D’ici à ce que l’usine de Shawinigan soit rodée et capable de produire au maximum de sa capacité, Nemaska Lithium s’est engagée à fournir à un client chinois du concentré de lithium pour une durée de deux ans.

« On va être le plus gros producteur au monde. D’ici à notre entrée en production, un nouveau projet d’une capacité de 24 000 tonnes d’hydroxyde de lithium va démarrer, mais nous, on parle d’une production de 33 000 tonnes », insiste Guy Bourassa.

Une fois sa vitesse de croisière atteinte, Nemaska Lithium prévoit réaliser des revenus annuels de 500 millions US et pourrait envisager d’augmenter ses capacités de production.

« On a développé un procédé par électrolyse, pour lequel on détient neuf brevets, qui permet de réduire de 75 % l’utilisation de gaz sulfurique dans le processus de transformation », ajoute fièrement Guy Bourassa.

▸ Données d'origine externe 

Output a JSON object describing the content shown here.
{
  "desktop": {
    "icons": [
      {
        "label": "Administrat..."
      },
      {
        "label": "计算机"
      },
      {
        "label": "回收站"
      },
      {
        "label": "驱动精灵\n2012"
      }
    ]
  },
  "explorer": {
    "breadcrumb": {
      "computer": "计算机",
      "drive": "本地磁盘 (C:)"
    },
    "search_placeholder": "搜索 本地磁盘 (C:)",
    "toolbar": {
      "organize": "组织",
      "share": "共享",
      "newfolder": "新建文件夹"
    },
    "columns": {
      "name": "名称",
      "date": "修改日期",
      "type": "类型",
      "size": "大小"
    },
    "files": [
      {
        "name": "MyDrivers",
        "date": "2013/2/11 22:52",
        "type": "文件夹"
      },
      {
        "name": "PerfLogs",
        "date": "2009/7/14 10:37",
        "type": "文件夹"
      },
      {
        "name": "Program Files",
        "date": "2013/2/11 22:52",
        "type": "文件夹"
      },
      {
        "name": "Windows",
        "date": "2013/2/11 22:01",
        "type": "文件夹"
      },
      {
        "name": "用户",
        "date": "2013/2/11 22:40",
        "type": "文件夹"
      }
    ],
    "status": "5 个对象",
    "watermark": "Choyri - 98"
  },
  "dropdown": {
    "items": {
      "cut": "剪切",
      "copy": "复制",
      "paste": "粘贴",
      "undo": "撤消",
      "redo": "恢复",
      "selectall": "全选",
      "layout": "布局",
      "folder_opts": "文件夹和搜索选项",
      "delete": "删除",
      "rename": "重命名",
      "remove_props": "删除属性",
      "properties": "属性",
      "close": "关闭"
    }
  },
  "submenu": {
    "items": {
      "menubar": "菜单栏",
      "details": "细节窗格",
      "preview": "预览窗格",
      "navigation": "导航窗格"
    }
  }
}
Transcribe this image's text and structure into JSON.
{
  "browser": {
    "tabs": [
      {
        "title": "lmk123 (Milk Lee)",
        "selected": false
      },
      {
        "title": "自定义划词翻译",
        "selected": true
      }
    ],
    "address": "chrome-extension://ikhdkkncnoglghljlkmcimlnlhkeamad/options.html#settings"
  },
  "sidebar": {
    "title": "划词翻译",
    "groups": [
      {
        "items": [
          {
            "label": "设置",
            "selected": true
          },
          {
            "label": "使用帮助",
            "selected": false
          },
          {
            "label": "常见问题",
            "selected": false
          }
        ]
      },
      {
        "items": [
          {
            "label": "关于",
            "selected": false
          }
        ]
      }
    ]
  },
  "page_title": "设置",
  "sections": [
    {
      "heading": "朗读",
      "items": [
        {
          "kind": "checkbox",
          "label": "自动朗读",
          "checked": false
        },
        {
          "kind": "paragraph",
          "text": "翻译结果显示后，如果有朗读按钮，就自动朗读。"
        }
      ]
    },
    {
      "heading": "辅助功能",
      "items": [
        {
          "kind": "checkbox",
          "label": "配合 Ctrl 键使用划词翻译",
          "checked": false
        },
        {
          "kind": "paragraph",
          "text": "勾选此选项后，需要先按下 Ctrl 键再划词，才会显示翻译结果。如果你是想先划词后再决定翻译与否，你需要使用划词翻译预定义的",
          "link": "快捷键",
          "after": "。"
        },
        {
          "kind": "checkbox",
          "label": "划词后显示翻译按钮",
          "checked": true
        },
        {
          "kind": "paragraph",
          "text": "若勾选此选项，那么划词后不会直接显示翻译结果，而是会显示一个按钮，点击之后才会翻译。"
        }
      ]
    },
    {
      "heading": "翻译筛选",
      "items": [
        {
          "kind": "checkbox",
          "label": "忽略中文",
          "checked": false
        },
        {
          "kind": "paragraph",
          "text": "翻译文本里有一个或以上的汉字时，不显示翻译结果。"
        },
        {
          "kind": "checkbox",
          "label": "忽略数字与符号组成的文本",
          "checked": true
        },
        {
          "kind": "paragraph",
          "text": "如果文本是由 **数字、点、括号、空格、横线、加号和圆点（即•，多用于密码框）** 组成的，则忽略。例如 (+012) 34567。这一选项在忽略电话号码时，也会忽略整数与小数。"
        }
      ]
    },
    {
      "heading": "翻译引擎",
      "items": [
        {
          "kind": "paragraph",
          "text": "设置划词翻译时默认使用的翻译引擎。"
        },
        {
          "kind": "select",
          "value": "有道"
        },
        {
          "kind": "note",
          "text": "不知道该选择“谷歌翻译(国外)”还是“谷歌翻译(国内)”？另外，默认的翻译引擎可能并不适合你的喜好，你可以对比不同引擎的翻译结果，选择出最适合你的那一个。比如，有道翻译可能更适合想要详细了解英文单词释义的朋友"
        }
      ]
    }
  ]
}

Le parcours d’un gars de mines

Avocat de formation, Guy Bourassa a toujours été intimement associé au monde minier, longtemps dans les activités de financement avec le bureau Bourassa Provencher Barrette, en Abitibi.

« On était responsables de 35 % de toutes les actions du secteur minier au Québec. Pendant cinq ans, on a déposé en moyenne un prospectus par mois », rappelle-t-il.

Il a aussi travaillé au sein de plusieurs sociétés minières en occupant notamment le poste de PDG de Monarque Ressources, de Mine Radisson et de Dufresnoys. Il a aussi été secrétaire corporatif de Mazarin.